Поиск предназначения, или Двадцать седьмая теорема этики - Стругацкие Аркадий и Борис 7 стр.


- Да, - сказал редактор решительно, захлопнул папку и стал завязывать тесемочки.

- На сколько страниц? - спросил Станислав, уже прикидывая, что эпизод с газиком можно будет без особых потерь выкинуть.

- До двух листов, - сказал редактор, протягивая ему папку.

- То есть? - ошарашенное воображение предложило внутреннему взору Станислава результат такого сокращения: два жалких листочка рукописи - первый и последний.

- Н-ну, примерно до пятидесяти страниц.

Всего в рукописи было двести тридцать три страницы.

- НА пятьдесят страниц? - спросил Станислав на всякий случай.

- Нет. ДО пятидесяти. Оставить пятьдесят… - редактор разразился новым шквалом неразборчивых слов - кажется, он доказывал, что Станислав написал на самом деле не повесть, и не роман, конечно, а рассказ, и теперь надо привести форму в соответствие с содержанием. Кроме того, журнал у них тонкий, и они не имеют возможности… Станислав перебил его:

- Я правильно понимаю: вы хотите, чтобы я сократил эту повесть на сто восемьдесят страниц?

- Это не повесть, - сказал редактор утомленно и теперь уже вполне разборчиво. - Это рассказ.

Вечером они с Виконтом решили нализаться. Виконт пил, слушал жалобы и проклятья, сам - помалкивал, а потом вдруг сказал:

- Ты забыл главное.

- Я ничего не забыл, - возразил Станислав с угрозой. - И никогда не забуду!

- Забыл. Ты забыл, что все… или почти все, что у тебя написано - правда. Ты забыл, что все это произошло с тобой. Не с Иосифом твоим выдуманным, а с тобой. Лично.

Станислав уставился на него и вдруг понял.

- Да, но я-то не Иосиф, - сказал он, криво ухмыляясь. - И у меня нет Марии. У меня - Лариска.

- Не притворяйся большим ослом, чем ты есть, - посоветовал Виконт, аккуратно разливая спирт. - Ты прекрасно меня понимаешь.

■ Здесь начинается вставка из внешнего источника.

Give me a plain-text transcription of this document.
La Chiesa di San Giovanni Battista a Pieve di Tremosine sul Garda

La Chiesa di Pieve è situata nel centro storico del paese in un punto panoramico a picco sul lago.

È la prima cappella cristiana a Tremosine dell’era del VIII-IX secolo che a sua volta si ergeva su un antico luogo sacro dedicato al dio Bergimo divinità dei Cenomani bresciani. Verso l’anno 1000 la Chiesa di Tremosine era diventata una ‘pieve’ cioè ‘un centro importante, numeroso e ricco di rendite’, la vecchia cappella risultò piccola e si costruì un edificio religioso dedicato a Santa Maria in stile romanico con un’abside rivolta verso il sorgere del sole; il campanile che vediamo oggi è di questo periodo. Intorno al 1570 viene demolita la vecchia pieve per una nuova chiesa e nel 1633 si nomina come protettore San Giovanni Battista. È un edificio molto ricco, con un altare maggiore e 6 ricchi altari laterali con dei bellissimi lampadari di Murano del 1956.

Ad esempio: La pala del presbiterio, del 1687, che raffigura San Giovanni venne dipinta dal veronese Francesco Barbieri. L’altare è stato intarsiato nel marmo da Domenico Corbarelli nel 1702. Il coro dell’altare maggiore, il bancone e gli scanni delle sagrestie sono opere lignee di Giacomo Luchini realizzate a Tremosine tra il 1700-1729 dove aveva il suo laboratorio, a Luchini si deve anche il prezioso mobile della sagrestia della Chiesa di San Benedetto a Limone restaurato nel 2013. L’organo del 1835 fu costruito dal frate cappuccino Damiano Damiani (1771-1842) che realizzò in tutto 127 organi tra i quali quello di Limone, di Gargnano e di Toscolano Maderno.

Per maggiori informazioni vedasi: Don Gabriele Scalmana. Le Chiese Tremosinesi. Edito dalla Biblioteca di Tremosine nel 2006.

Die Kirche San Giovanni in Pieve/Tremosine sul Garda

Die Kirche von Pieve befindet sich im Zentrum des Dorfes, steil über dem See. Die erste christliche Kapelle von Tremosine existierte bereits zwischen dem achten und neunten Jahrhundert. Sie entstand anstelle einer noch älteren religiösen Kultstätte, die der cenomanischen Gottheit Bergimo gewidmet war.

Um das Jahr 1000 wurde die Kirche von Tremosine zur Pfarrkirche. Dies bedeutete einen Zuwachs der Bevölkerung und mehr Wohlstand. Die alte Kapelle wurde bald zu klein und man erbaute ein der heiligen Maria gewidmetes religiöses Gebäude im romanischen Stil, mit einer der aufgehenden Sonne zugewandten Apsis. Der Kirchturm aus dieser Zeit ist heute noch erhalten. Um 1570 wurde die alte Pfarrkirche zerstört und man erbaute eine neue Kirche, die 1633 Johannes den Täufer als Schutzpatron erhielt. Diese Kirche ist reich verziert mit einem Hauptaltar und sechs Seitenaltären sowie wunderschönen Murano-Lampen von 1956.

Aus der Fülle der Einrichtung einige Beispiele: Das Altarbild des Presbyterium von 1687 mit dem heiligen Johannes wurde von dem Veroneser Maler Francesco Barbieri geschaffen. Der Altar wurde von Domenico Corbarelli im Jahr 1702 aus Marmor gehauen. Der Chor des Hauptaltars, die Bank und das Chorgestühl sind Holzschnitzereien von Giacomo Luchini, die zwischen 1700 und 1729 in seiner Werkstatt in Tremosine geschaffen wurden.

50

- Я не притворяюсь… - проговорил Станислав медленно. - Но я ведь я и в самом деле не знаю своего предназначения. Ты думаешь, мне не приходило в голову, что роман - романом, а жизнь моя - это моя жизнь? Но я не могу ничего найти в своей жизни такого, чтобы… Да я и не верю в это. Пойми, это же не роман, я не могу выдумывать такие вещи из головы… Это должно как-то само собою обнаружиться… Но нет ничего. Ничего этого в моей жизни нет!

- Ишши, - сказал Виконт, как и год назад. - Ишши: должно быть! Я нахожусь, мой Стак, при сильном подозрении, что у каждого человека есть свое предназначение. У каждого! Это - такая у меня гипотеза. Некоторые свое предназначение осознают - их имена обычно становятся потом известны всему свету. Некоторые - в своем предназначении ошибаются. Таких мы называем графоманами всех сортов. Но подавляющее большинство смертных даже и не подозревает, что у них есть предназначение. Им не подано знака! А вот тебе - знак подан. Ты - уникум. Так что - ишши! Должно что-то быть!..

Жизнь покатилась дальше, словно не было в прошлом целого года литературного безумия, словно никогда он не писал ничего, кроме совместных с Виконтов брульонов, да развеселых куплетов: "Ах, девчонка-егоза - ухватила парня за! Ухватила и держала, затуманились глаза…"

Ежеватов умел выжимать из подчиненных все их содержимое досуха: в голове, как заведешь глаза перед сном, - одни только "каракатицы" всех машинных кодов сразу, и когда Мирлин загадочно намекал, что-мол "не все еще с нашим рОманом потеряно", что вот-вот-мол грянут-де его, Мирлина, главные калибры, Станислав легко и от всей души посылал его в самые интимные места.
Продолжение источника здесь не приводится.